Ten Lies The Church Tells Women

FOR CENTURIES, A PATRIARCHAL SYSTEM OF CONTROL HAS KEPT WOMEN IN SPIRITUAL CAPTIVITY THROUGH DISTORTION OF THE SCRIPTURES.  IT'S TIME TO DEBUNK THE MYTHS. 

By J. Lee Grady

We live in the 21st century, but if we're honest we have to admit that in some ways the church is still in the Dark Ages--especially when we look at the way we treat women.

Even though the Scriptures never portray women as secondary to men, our male-dominated religious system still promotes a warped view of female inferiority.  Women are tired of this, and as a man, so am I--because such demeaning attitudes don't reflect God's heart. 

Jesus challenged gender prejudice at its core when He directed so much of His ministry toward women.  In a Middle Eastern culture that considered women mere property, He healed women, discipled them and commissioned them to minister.  Yet today we spend much of our energy denying them opportunities--and using the Bible to defend our prohibitions. 

I've identified 10 erroneous views about women that for too long have been circulated in the church, preached from pulpits and written in the study notes of popular Bible translations.  I believe we must debunk these lies if we want to see the church fully released to fulfill the Great Commission. 

LIE #1.  GOD'S ULTIMATE PLAN FOR WOMEN IS THAT THEY SERVE THEIR HUSBANDS.

How sad that so many Christian men view women from a selfish perspective.  This view is often promoted by misreading the account of Eve's creation in Genesis 2:18-25, in which Adam is provided a "helpmate."   The Hebrew word used here often is translated "companion," denoting intimacy and partnership.  But through the centuries it has been used to imply that Eve was some type of domestic appendage. 

We men have assumed that God gave Eve to fulfill Adam's sexual needs as well as to serve as his cook, laundress and maid.  But the Genesis account does not say this. 

After Eve's creation, God did not tell her: "You are Adam's helper; I command you to serve him well."   She was not created for servitude; she was fashioned to be a co-laborer with Adam so that they might rule together over creation as God commissioned them to do (see Gen. 1:28). 

LIE #2.  WOMEN CAN'T BE FULFILLED OR SPIRITUALLY EFFECTIVE WITHOUT A HUSBAND.
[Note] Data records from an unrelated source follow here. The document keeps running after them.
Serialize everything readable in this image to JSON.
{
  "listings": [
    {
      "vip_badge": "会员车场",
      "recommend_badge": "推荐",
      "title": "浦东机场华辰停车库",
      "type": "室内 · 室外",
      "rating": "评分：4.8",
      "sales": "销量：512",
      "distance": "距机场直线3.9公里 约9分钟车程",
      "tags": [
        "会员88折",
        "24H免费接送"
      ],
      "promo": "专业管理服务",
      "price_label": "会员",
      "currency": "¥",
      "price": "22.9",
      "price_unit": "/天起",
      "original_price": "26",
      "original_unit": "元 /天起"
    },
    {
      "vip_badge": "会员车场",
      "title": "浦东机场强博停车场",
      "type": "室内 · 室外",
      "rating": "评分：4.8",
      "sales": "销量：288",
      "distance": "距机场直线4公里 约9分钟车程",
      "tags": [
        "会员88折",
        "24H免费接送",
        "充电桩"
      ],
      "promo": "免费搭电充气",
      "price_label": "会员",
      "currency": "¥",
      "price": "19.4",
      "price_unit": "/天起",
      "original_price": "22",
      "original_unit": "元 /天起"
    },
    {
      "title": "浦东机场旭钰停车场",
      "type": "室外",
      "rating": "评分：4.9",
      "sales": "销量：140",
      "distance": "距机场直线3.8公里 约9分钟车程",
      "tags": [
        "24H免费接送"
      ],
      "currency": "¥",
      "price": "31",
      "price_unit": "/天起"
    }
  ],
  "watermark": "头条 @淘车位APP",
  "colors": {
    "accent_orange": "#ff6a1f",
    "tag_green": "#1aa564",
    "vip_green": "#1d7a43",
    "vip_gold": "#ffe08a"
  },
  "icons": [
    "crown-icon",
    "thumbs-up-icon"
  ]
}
From the time she was released from a German death camp in 1944 until her death in 1983, Corrie Ten Boom taught the world about a Savior who could forgive the cruelest Nazi.  Yet she never married.  Did the fact that she did not have a husband make her less "complete"?  Some Christians would say yes. 

We have spent so much energy defending the concept of the biblical family that we are guilty of idolizing it.   We've preached that a woman's primary responsibility is to find a godly husband, have lots of babies and stay home to raise them for Christ.  

But marital status is not a qualifier for ministry.  The Bible does not even state whether certain key followers of Jesus, such as the 12 disciples, were married or not. 

The highest calling of all believers--married or unmarried--is to develop a relationship with Jesus.  Any other earthly relationship is secondary, and Christ Himself warned us never to allow people we love to become idols that distract us from Him. 

LIE #3.  WOMEN SHOULDN'T WORK OUTSIDE THE HOME.

Many evangelical churches have preached that women who work outside the home are breaking a scriptural commandment, but this conclusion can be reached only by distorting the biblical record.  The woman described in Proverbs 31 is often used to bolster a traditional view of the June Cleaver-style matron who spends her day baking casseroles while her husband is at the office.  But a careful reading reveals that the Proverbs 31 woman, in her ancient Middle Eastern context, functioned as a real estate agent and ran a textile business. 

Titus 2:5 instructs women to "take care of their homes" (New Living Translation).  But most scholars would agree that this passage simply exhorts married women not to forsake their children. 

It is true that, because of ambition or materialism, some Christian women neglect their children even though the Holy Spirit has urged them to put their career objectives on hold.  But rather than placing a legalistic burden on women by telling them that having a career is ungodly, we should tell both men and women to submit their career plans to the Holy Spirit's direction. 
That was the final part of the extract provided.